The Nginx web server software claims to be many times faster than the Apache Web server because Nginx is event driven instead of using processes and threads. Then you read the detailed description and you find it uses processes, a small number of large threads. Then you notice that each event is handled by what is called a thread in other software. Effectively Nginx brings the threaded approach of Microsoft NT to Unix and Linux Web serving. (Microsoft copied the idea from the old Dec Vax which copied the idea from IBM mainframes. (30 years before Nginx.))

You can build threads into your application

Think of an ordinary Web page with everything delivered at once. Now think of a web page where some parts are delivered by Ajax. The Ajax version can deliver the main page in one big rush and fill in parts after the initial delivery. The first big delivery could be considered a process. When the little bits are filled in through Ajax, the little bits could be considered threads. The deciding factor is the ability of the Ajax parts to run in parallel. If the parts all wait on the same resources, they are not threads. if the parts can run independently, they are threads.

As an example, you might set up a page for a shop. On the page you might have an block of specials picked up through Ajax. You might also have a weather report picked up from the weather bureau. A bank might supply exchange rates. The exchange rates and weather are from separate servers and run independently from the shop specials, making them threads.

Best fit?

The thread model would have little use in a word processor. You could edit in one process and print a previous document in another process. Examples of thread processing in traditional word processing are almost zero.

if you were setting up a brand new word processing system with brand new documents, you might choose to create all illustrations using SVG files. Each SVG file could be rendered in a separate thread.
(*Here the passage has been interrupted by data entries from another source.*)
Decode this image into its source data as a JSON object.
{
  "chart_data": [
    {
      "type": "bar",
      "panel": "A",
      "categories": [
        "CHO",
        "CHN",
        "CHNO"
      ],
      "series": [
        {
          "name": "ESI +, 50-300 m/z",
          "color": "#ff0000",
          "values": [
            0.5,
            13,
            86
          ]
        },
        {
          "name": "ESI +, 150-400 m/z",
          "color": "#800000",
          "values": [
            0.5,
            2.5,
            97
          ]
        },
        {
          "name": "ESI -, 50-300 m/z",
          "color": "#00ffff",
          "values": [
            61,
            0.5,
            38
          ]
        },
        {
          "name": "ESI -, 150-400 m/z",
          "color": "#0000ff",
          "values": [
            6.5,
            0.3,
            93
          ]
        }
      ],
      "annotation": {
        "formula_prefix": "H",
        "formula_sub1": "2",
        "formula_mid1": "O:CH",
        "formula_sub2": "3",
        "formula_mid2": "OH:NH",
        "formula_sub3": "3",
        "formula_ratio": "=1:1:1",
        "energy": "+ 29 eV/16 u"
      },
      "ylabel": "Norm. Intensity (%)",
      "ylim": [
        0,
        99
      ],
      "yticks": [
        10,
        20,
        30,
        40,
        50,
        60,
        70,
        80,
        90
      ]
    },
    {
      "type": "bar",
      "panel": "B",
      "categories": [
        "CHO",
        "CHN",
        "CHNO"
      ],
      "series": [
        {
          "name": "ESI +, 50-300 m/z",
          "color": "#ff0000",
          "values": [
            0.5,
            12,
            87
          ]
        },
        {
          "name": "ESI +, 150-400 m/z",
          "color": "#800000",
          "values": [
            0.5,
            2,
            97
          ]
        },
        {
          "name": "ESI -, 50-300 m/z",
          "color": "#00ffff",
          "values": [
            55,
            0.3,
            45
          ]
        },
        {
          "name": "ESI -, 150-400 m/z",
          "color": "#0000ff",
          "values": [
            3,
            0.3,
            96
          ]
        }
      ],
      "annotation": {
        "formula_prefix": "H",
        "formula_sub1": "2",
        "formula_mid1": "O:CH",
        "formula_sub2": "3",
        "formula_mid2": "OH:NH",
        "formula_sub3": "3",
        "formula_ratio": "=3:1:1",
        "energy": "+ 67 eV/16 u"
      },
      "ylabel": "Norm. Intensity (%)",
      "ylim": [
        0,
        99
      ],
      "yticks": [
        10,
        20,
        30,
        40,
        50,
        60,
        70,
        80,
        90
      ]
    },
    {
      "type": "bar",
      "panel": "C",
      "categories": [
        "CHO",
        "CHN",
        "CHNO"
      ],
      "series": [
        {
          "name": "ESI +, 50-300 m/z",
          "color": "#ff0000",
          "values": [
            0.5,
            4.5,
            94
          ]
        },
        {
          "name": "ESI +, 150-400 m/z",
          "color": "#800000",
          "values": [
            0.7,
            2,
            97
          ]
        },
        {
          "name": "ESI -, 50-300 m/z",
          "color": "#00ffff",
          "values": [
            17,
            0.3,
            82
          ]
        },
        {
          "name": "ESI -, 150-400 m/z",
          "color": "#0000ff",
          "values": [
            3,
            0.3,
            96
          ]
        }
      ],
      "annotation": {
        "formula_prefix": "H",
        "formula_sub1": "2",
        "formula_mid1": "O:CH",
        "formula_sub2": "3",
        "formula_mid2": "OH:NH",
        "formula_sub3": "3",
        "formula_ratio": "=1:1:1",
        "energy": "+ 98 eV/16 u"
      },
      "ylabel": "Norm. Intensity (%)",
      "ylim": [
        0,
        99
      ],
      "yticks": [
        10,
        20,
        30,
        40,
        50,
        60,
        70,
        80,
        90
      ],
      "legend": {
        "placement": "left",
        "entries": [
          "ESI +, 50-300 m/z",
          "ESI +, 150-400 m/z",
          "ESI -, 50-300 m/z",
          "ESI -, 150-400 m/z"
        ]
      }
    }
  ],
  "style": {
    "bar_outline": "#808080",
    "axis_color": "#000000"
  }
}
You open the document and start browsing. The page renderer allocates space for each SVG image then starts a thread to render each SVG illustration into the relevant space.

Threads it the Web world and many other uses. There are also many uses where the old process approach is still the best fit.

Conclusion

Which is better? Using threads is better than not using threads. Not all processing fits the thread model. Web servers are among the best examples of where you would use threads.